Manokwari – Direktur Eksekutif YLBH Sisar Matiti, Yohanes Akwan, S.H., MAP, mendesak Gubernur Papua Barat untuk segera menarik kembali Surat Perintah Pelaksana Tugas (Plt) Kepala Dinas Perhubungan Provinsi Papua Barat Nomor 800.1.3.3/16/PB/2025 yang diterbitkan pada 2 Juni 2025.
Menurut Akwan, surat tersebut sarat cacat prosedur dan menimbulkan ambiguitas hukum, sehingga berpotensi menimbulkan sengketa tata usaha negara (TUN) di kemudian hari.
“SK Plt ini jelas cacat prosedur. Tidak ada SK pemberhentian resmi terhadap Kepala Dinas Perhubungan yang lama, sementara di saat bersamaan Gubernur justru mengirim surat pengusulan mutasi Albert Nakoh ke Kementerian Pendidikan dan Kebudayaan. Ini membingungkan – status jabatannya apakah sudah berhenti, dimutasi, atau masih menjabat?” tegas Akwan di Manokwari, Senin (28/7).
Akwan menjelaskan, dalam surat Plt tersebut bahkan disebutkan bahwa Pelaksana Tugas tidak berwenang mengambil keputusan strategis yang berdampak pada perubahan status hukum, organisasi, kepegawaian, dan alokasi anggaran.
“Ini aneh. Kepala Dinas Perhubungan adalah jabatan strategis. Kalau Plt tidak boleh mengambil keputusan penting, lalu siapa yang akan memimpin dan bertanggung jawab penuh? Ini menciptakan kekosongan kewenangan di instansi penting,” lanjutnya.

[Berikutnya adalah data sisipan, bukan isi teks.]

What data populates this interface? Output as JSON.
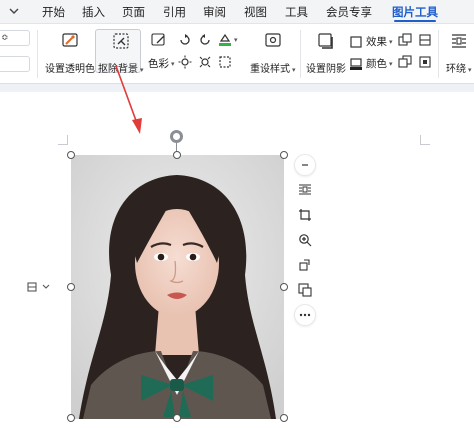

Lebih jauh, Akwan menilai penerbitan SK ini tidak memiliki dasar hukum yang jelas. Surat Edaran BKN No.1/SE/2021 yang dijadikan rujukan, kata dia, tidak memberi legitimasi kuat bagi penunjukan Plt untuk jabatan kepala dinas tanpa prosedur pemberhentian dan pengangkatan yang sah.
“Ini jelas-jelas cacat administrasi. Jika dijadikan dasar kebijakan, surat ini berpotensi digugat di PTUN,” ujarnya.
Respons Pemprov Papua Barat
Sementara itu, polemik jabatan ganda ini sebelumnya telah direspons Wakil Gubernur Papua Barat, Mohamad Lakotani (Mola). Dalam keterangannya yang dikutip dari Orideknews, Mola menegaskan bahwa proses seleksi terbuka hanya mencakup 17 OPD dan tidak termasuk Dinas Perhubungan.
“Artinya, pejabat definitif Dinas Perhubungan memang belum ditetapkan. Posisi itu sementara diisi oleh Plt, namun pemerintah provinsi akan segera menuntaskan penetapan pejabat definitif sebagai bagian dari penataan birokrasi,” jelasnya.
Lakotani menambahkan bahwa pemerintah berkomitmen untuk segera mengisi jabatan definitif di OPD yang saat ini masih dipimpin oleh Plt, termasuk yang kosong karena pejabat sebelumnya telah memasuki masa pensiun.
Minta Gubernur Segera Cabut SK
Atas dasar itu, YLBH Sisar Matiti mendesak agar Gubernur Papua Barat segera menarik SK Plt tersebut dan menempuh jalur hukum yang benar dalam penunjukan pejabat pengganti.
“Prosesnya harus jelas. Pertama, keluarkan dulu SK pemberhentian kepala dinas lama. Kedua, selesaikan status mutasi. Kalau butuh pengganti sementara, tunjuk saja Pelaksana Harian (Plh) dulu, bukan Plt. Jangan sampai langkah administratif yang salah justru menimbulkan masalah hukum baru,” tegas Akwan.
Ia menutup pernyataannya dengan mengingatkan Gubernur Papua Barat agar lebih berhati-hati dalam menerbitkan dokumen resmi yang berdampak pada tata kelola pemerintahan.
“Ini soal kepastian hukum dan tata kelola pemerintahan yang baik. Jangan sampai SK seperti ini menjadi preseden buruk dan merugikan masyarakat Papua Barat,” pungkasnya.